Monday, June 11, 2007

Emotions

Many people have asked me in the last few weeks...."Are you excited? Are you scared? Are you sad to leave?" I have to admit that I am not excited, scared or sad.

I know, without a doubt, that I am supposed to go to South Africa. I cannot imagine staying in the US....it is just so right to go.

I am not excited yet...there is too much to do right now that I cannot begin to see into the future. And I think it may be best to show up with no expectations. I'll just take things as they come. I am eager to go and see how I can help those children. I am eager to get started so there are answers to all of my "what will it be like" questions.

I am not scared. You can read many things about Johannesburg that are not encouraging or positive....but I have no fear. I know God has called me there, and I know He will protect me while I am there.

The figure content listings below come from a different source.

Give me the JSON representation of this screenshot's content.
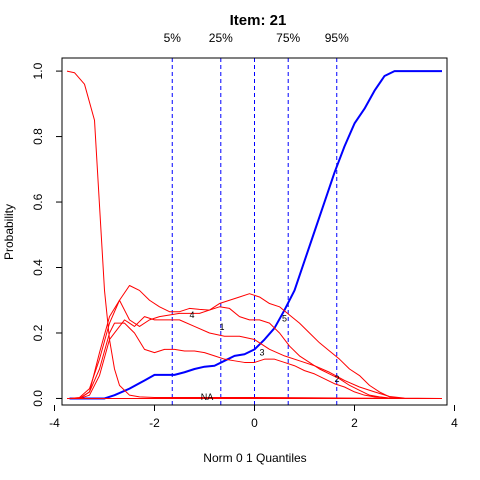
{
  "chart_data": {
    "type": "line",
    "title": "Item:  21",
    "xlabel": "Norm 0 1 Quantiles",
    "ylabel": "Probability",
    "xlim": [
      -3.85,
      3.85
    ],
    "ylim": [
      -0.02,
      1.04
    ],
    "x_ticks": [
      -4,
      -2,
      0,
      2,
      4
    ],
    "x_tick_labels": [
      "-4",
      "-2",
      "0",
      "2",
      "4"
    ],
    "y_ticks": [
      0.0,
      0.2,
      0.4,
      0.6,
      0.8,
      1.0
    ],
    "y_tick_labels": [
      "0.0",
      "0.2",
      "0.4",
      "0.6",
      "0.8",
      "1.0"
    ],
    "grid": false,
    "quantile_lines": [
      {
        "label": "5%",
        "x": -1.645
      },
      {
        "label": "25%",
        "x": -0.674
      },
      {
        "label": "",
        "x": 0.0
      },
      {
        "label": "75%",
        "x": 0.674
      },
      {
        "label": "95%",
        "x": 1.645
      }
    ],
    "series": [
      {
        "name": "5",
        "color": "#0000ff",
        "label_at": [
          0.6,
          0.245
        ],
        "x": [
          -3.7,
          -3.4,
          -3.0,
          -2.8,
          -2.5,
          -2.2,
          -2.0,
          -1.8,
          -1.6,
          -1.4,
          -1.2,
          -1.0,
          -0.8,
          -0.6,
          -0.4,
          -0.2,
          0.0,
          0.2,
          0.4,
          0.6,
          0.8,
          1.0,
          1.2,
          1.4,
          1.6,
          1.8,
          2.0,
          2.2,
          2.4,
          2.6,
          2.8,
          3.0,
          3.2,
          3.5,
          3.75
        ],
        "values": [
          0.0,
          0.0,
          0.0,
          0.01,
          0.03,
          0.055,
          0.072,
          0.072,
          0.072,
          0.08,
          0.09,
          0.097,
          0.1,
          0.115,
          0.13,
          0.135,
          0.15,
          0.18,
          0.215,
          0.27,
          0.33,
          0.42,
          0.51,
          0.6,
          0.69,
          0.77,
          0.84,
          0.885,
          0.94,
          0.985,
          1.0,
          1.0,
          1.0,
          1.0,
          1.0
        ]
      },
      {
        "name": "4",
        "color": "#ff0000",
        "label_at": [
          -1.25,
          0.255
        ],
        "x": [
          -3.7,
          -3.5,
          -3.3,
          -3.1,
          -2.9,
          -2.7,
          -2.5,
          -2.3,
          -2.1,
          -1.9,
          -1.7,
          -1.5,
          -1.3,
          -1.1,
          -0.9,
          -0.7,
          -0.5,
          -0.3,
          -0.1,
          0.1,
          0.3,
          0.5,
          0.7,
          0.9,
          1.1,
          1.3,
          1.5,
          1.7,
          1.9,
          2.1,
          2.3,
          2.5,
          2.7,
          3.0,
          3.75
        ],
        "values": [
          0.0,
          0.003,
          0.03,
          0.12,
          0.23,
          0.3,
          0.345,
          0.33,
          0.3,
          0.28,
          0.265,
          0.265,
          0.275,
          0.272,
          0.27,
          0.28,
          0.275,
          0.25,
          0.24,
          0.24,
          0.23,
          0.2,
          0.16,
          0.13,
          0.11,
          0.09,
          0.075,
          0.06,
          0.04,
          0.025,
          0.01,
          0.005,
          0.001,
          0.0,
          0.0
        ]
      },
      {
        "name": "1",
        "color": "#ff0000",
        "label_at": [
          -0.65,
          0.218
        ],
        "x": [
          -3.75,
          -3.6,
          -3.4,
          -3.2,
          -3.0,
          -2.9,
          -2.8,
          -2.7,
          -2.5,
          -2.3,
          -2.0,
          -1.5,
          -1.0,
          -0.5,
          0.0,
          1.0,
          2.0,
          3.0,
          3.75
        ],
        "values": [
          1.0,
          0.995,
          0.96,
          0.85,
          0.33,
          0.18,
          0.09,
          0.04,
          0.01,
          0.005,
          0.003,
          0.003,
          0.003,
          0.003,
          0.003,
          0.002,
          0.001,
          0.0,
          0.0
        ]
      },
      {
        "name": "3",
        "color": "#ff0000",
        "label_at": [
          0.15,
          0.14
        ],
        "x": [
          -3.7,
          -3.5,
          -3.3,
          -3.1,
          -2.9,
          -2.8,
          -2.6,
          -2.4,
          -2.2,
          -2.0,
          -1.8,
          -1.6,
          -1.4,
          -1.2,
          -1.0,
          -0.8,
          -0.6,
          -0.4,
          -0.2,
          0.0,
          0.2,
          0.4,
          0.6,
          0.8,
          1.0,
          1.2,
          1.4,
          1.6,
          1.8,
          2.0,
          2.2,
          2.4,
          2.7,
          3.0,
          3.75
        ],
        "values": [
          0.0,
          0.0,
          0.02,
          0.09,
          0.2,
          0.23,
          0.23,
          0.2,
          0.15,
          0.14,
          0.15,
          0.15,
          0.145,
          0.145,
          0.14,
          0.13,
          0.12,
          0.115,
          0.11,
          0.11,
          0.12,
          0.12,
          0.11,
          0.1,
          0.085,
          0.075,
          0.06,
          0.045,
          0.035,
          0.02,
          0.01,
          0.005,
          0.001,
          0.0,
          0.0
        ]
      },
      {
        "name": "2",
        "color": "#ff0000",
        "label_at": [
          1.65,
          0.06
        ],
        "x": [
          -3.7,
          -3.5,
          -3.3,
          -3.1,
          -2.9,
          -2.8,
          -2.6,
          -2.4,
          -2.2,
          -2.0,
          -1.8,
          -1.5,
          -1.2,
          -0.9,
          -0.6,
          -0.3,
          0.0,
          0.3,
          0.6,
          0.9,
          1.2,
          1.5,
          1.8,
          2.1,
          2.4,
          2.7,
          3.0,
          3.75
        ],
        "values": [
          0.0,
          0.0,
          0.01,
          0.07,
          0.18,
          0.2,
          0.24,
          0.22,
          0.25,
          0.24,
          0.24,
          0.24,
          0.22,
          0.2,
          0.19,
          0.19,
          0.18,
          0.15,
          0.13,
          0.115,
          0.1,
          0.08,
          0.055,
          0.035,
          0.02,
          0.006,
          0.001,
          0.0
        ]
      },
      {
        "name": "",
        "color": "#ff0000",
        "x": [
          -3.7,
          -3.5,
          -3.3,
          -3.1,
          -2.9,
          -2.7,
          -2.5,
          -2.3,
          -2.1,
          -1.9,
          -1.7,
          -1.5,
          -1.3,
          -1.1,
          -0.9,
          -0.7,
          -0.5,
          -0.3,
          -0.1,
          0.1,
          0.3,
          0.5,
          0.7,
          0.9,
          1.1,
          1.3,
          1.5,
          1.7,
          1.9,
          2.1,
          2.3,
          2.5,
          2.7,
          3.0,
          3.75
        ],
        "values": [
          0.0,
          0.0,
          0.02,
          0.14,
          0.25,
          0.3,
          0.24,
          0.22,
          0.24,
          0.25,
          0.255,
          0.26,
          0.26,
          0.26,
          0.27,
          0.29,
          0.3,
          0.31,
          0.32,
          0.31,
          0.29,
          0.28,
          0.255,
          0.23,
          0.2,
          0.17,
          0.145,
          0.12,
          0.09,
          0.07,
          0.04,
          0.02,
          0.005,
          0.0,
          0.0
        ]
      },
      {
        "name": "NA",
        "color": "#ff0000",
        "label_at": [
          -0.95,
          0.005
        ],
        "x": [
          -3.75,
          -3.0,
          -2.0,
          -1.0,
          0.0,
          1.0,
          2.0,
          3.0,
          3.75
        ],
        "values": [
          0.0,
          0.0,
          0.0,
          0.0,
          0.0,
          0.0,
          0.0,
          0.0,
          0.0
        ]
      }
    ]
  }
}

Am I sad? I think a part of me is sad....but not like I expected to be. I think the sadness comes from knowing that I will never be in the US and see it as I see it now. None of my favorite places will be the same when I get back. Although things may change physically, I think things will be different because I will be looking at them with different eyes.

But more than sad, I think I feel lonely. I know my friends and family in the US will miss me....but they still have their life, their family and their friends. I'm one small factor in their life that will change. But I am going off by myself. My location, vocation, and daily life will change....AND I will not have my family and friends close by....ALL factors of my life will change. I think this feeling of loneliness is a normal part of leaving. But its pretty tough.

Please pray for me. Pray that God is preparing good friends for me in South Africa. Pray that I will be able to pack everything I need and stick well with in the baggage limits. Pray that the flights be smooth. Pray that I will adjust to a new time zone well.

Thanks for your prayers!! I know they are working.